Energy Northwest joins suit
Utilities are challenging fee on nuclear energy
Energy Northwest has joined other utilities in a lawsuit challenging continued imposition of a surcharge on electricity generated using nuclear energy.
The fee, one-tenth cent per kilowatt-hour, has cost Washington electricity ratepayers almost $290 million since 1984, when Energy Northwest started delivering power from its Columbia Generating Station near Richland, said spokeswoman Rochelle Olson.
The surcharge was intended to help fund nuclear waste storage efforts, principally a repository below Yucca Mountain in Nevada.

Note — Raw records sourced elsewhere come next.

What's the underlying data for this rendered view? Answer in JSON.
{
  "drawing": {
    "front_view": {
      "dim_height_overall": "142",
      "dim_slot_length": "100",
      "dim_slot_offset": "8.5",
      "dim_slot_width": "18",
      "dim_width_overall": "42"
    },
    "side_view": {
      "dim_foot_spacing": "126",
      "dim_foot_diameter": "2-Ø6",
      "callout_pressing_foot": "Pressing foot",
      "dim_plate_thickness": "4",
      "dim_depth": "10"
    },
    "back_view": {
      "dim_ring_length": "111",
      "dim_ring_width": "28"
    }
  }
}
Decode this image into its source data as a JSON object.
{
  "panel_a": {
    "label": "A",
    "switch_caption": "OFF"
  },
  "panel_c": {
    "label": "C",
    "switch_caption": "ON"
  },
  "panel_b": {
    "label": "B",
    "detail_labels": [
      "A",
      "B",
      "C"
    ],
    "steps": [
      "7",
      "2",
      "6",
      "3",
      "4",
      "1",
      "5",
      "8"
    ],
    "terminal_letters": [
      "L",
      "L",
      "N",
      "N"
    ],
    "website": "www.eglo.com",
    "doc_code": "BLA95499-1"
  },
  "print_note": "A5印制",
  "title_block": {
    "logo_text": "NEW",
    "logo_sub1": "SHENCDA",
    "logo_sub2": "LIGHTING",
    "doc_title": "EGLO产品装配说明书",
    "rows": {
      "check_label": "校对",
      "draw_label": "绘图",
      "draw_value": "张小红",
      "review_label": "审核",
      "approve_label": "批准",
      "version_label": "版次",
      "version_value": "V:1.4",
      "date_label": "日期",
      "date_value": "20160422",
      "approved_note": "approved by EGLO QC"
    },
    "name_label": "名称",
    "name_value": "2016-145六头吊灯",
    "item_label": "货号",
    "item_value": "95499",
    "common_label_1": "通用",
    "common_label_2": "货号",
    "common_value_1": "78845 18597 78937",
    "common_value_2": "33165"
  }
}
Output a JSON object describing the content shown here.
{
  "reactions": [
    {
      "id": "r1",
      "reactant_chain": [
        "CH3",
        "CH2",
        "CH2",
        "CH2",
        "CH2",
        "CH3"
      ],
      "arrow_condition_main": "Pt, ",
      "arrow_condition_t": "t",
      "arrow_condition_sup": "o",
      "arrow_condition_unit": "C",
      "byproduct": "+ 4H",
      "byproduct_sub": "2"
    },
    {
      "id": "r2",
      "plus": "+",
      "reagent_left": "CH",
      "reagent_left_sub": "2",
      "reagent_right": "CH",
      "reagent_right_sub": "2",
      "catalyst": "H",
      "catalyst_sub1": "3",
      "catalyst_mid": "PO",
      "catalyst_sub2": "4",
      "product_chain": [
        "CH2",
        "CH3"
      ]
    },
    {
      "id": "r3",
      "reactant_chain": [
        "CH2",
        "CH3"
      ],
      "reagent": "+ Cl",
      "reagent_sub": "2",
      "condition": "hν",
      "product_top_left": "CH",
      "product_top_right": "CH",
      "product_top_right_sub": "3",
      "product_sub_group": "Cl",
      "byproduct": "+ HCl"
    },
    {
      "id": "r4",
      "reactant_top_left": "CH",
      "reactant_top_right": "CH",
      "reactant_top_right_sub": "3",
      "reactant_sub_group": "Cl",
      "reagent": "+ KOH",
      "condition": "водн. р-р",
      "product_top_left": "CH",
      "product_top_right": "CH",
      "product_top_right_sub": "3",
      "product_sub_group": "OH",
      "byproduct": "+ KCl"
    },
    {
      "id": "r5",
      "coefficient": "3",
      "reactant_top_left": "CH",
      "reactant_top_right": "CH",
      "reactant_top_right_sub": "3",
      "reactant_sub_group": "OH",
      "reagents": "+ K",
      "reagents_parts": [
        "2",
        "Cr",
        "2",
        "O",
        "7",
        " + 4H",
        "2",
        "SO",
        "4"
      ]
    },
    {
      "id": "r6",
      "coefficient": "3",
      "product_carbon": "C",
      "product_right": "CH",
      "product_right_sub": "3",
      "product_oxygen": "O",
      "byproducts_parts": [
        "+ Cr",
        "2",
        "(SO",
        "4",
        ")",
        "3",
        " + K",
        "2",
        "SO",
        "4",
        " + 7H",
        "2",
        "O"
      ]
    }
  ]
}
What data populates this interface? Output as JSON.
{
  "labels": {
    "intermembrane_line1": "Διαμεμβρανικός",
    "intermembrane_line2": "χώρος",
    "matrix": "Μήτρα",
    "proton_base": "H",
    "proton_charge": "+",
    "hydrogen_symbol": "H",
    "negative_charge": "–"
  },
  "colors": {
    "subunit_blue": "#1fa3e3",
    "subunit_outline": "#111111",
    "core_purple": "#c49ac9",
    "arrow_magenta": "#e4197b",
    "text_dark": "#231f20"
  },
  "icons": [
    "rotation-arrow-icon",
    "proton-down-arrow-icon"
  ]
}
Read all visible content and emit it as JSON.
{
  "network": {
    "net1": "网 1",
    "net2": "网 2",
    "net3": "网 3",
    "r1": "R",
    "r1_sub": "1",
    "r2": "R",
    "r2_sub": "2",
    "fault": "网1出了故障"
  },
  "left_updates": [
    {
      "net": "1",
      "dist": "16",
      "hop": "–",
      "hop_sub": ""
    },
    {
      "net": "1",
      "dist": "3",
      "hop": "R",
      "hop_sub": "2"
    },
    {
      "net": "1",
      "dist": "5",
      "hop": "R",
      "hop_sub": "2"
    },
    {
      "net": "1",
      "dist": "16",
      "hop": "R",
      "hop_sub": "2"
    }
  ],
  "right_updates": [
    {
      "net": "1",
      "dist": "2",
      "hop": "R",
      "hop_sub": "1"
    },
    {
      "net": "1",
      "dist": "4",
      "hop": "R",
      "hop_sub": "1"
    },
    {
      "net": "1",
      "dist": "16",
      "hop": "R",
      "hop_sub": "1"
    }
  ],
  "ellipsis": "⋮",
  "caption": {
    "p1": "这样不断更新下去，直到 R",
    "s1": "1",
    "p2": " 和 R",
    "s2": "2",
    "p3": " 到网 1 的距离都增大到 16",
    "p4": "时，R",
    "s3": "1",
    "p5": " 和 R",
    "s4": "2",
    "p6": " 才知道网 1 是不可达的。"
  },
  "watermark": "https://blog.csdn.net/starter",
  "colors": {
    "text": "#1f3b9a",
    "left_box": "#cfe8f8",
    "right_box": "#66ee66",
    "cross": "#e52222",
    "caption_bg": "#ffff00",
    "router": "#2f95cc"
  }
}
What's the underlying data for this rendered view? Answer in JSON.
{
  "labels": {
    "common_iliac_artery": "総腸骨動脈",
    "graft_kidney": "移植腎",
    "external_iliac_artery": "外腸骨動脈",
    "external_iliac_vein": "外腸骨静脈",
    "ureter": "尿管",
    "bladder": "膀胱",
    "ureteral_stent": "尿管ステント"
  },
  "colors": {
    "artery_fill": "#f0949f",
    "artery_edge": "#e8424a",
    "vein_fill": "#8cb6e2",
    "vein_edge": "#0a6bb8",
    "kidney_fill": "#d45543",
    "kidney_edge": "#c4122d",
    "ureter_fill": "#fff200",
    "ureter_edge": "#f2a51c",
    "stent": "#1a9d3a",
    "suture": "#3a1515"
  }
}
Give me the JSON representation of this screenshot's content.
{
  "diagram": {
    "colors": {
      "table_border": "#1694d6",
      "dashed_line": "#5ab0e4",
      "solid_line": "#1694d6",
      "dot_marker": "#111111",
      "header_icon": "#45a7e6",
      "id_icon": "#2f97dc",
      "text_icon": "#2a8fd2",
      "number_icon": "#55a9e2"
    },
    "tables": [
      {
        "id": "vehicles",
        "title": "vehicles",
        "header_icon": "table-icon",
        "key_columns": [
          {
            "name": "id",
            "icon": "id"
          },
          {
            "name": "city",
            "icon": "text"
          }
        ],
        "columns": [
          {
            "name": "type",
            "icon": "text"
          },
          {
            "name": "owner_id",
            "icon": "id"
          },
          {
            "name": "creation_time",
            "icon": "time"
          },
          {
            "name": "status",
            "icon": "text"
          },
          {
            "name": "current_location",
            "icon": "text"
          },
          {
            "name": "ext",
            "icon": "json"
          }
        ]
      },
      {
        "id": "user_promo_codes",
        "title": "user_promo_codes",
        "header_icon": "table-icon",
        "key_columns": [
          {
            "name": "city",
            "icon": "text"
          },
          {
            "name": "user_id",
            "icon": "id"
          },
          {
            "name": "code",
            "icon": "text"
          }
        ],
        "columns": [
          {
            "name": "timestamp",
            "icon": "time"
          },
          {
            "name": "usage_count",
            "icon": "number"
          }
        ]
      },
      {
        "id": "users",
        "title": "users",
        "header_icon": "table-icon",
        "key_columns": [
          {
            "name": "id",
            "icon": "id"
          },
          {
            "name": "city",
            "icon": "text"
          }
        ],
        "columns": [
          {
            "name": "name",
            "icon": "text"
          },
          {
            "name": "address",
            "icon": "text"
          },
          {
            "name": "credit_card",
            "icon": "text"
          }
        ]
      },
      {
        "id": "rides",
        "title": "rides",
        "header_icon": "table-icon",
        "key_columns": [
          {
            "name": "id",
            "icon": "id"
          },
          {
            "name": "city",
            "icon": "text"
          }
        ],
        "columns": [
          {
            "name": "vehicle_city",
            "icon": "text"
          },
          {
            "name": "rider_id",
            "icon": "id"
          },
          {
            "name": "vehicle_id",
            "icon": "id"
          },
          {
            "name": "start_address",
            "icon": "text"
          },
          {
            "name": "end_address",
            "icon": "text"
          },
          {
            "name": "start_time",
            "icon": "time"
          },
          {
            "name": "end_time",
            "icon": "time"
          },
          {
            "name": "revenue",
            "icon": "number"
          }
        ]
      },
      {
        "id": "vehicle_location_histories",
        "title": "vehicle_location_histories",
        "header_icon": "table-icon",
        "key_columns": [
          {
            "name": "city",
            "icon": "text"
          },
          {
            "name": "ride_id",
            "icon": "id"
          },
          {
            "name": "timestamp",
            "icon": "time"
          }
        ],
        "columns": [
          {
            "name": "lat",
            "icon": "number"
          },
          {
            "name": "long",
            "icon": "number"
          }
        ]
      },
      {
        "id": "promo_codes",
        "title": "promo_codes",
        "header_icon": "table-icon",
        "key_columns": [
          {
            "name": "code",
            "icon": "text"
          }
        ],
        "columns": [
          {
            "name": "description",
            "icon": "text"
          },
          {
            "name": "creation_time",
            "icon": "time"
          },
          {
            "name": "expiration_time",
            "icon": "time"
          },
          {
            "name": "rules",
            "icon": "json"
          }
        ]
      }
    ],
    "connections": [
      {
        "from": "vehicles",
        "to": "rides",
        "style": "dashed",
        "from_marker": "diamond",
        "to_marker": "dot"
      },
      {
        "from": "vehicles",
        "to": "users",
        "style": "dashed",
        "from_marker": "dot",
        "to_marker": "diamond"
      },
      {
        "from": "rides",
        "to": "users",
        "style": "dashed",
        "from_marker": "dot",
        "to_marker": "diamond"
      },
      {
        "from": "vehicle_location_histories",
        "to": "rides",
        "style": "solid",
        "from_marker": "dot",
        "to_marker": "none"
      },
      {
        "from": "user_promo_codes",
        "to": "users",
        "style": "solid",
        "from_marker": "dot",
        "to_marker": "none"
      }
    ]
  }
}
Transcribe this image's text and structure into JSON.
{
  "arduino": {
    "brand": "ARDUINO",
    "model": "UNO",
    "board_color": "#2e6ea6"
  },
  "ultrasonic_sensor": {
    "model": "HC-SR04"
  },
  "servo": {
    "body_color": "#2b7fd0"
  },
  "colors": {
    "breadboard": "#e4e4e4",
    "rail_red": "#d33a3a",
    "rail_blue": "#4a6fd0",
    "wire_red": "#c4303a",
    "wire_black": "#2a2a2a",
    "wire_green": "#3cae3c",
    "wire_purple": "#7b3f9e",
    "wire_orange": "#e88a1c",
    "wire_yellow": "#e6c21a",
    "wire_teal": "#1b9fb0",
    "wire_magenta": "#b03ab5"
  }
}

U.S. Department of Energy Secretary Steven Chu suspended work at the site last year. In March, the DOE announced it would abandon the project.
The Nuclear Energy Institute and members such as Energy Northwest say collection of the energy surcharge should be blocked until the DOE prepares an annual review of waste storage that accounts for the termination of work at Yucca Mountain.
The fee imposed on 104 reactors produces about $750 million in revenues for the Nuclear Waste Fund, which has a balance of $24 billion.
The lawsuit was filed in the U.S. Court of Appeals for the District of Columbia.
Energy Northwest in February was awarded $56.9 million by another court because the DOE violated an agreement with the utility under which it was supposed to start taking Columbia Generating Station waste in 1998.
The award by the U.S. Court of Federal Claims compensates the utility for the cost of building its own storage facility because a federal site was unavailable, Olson said.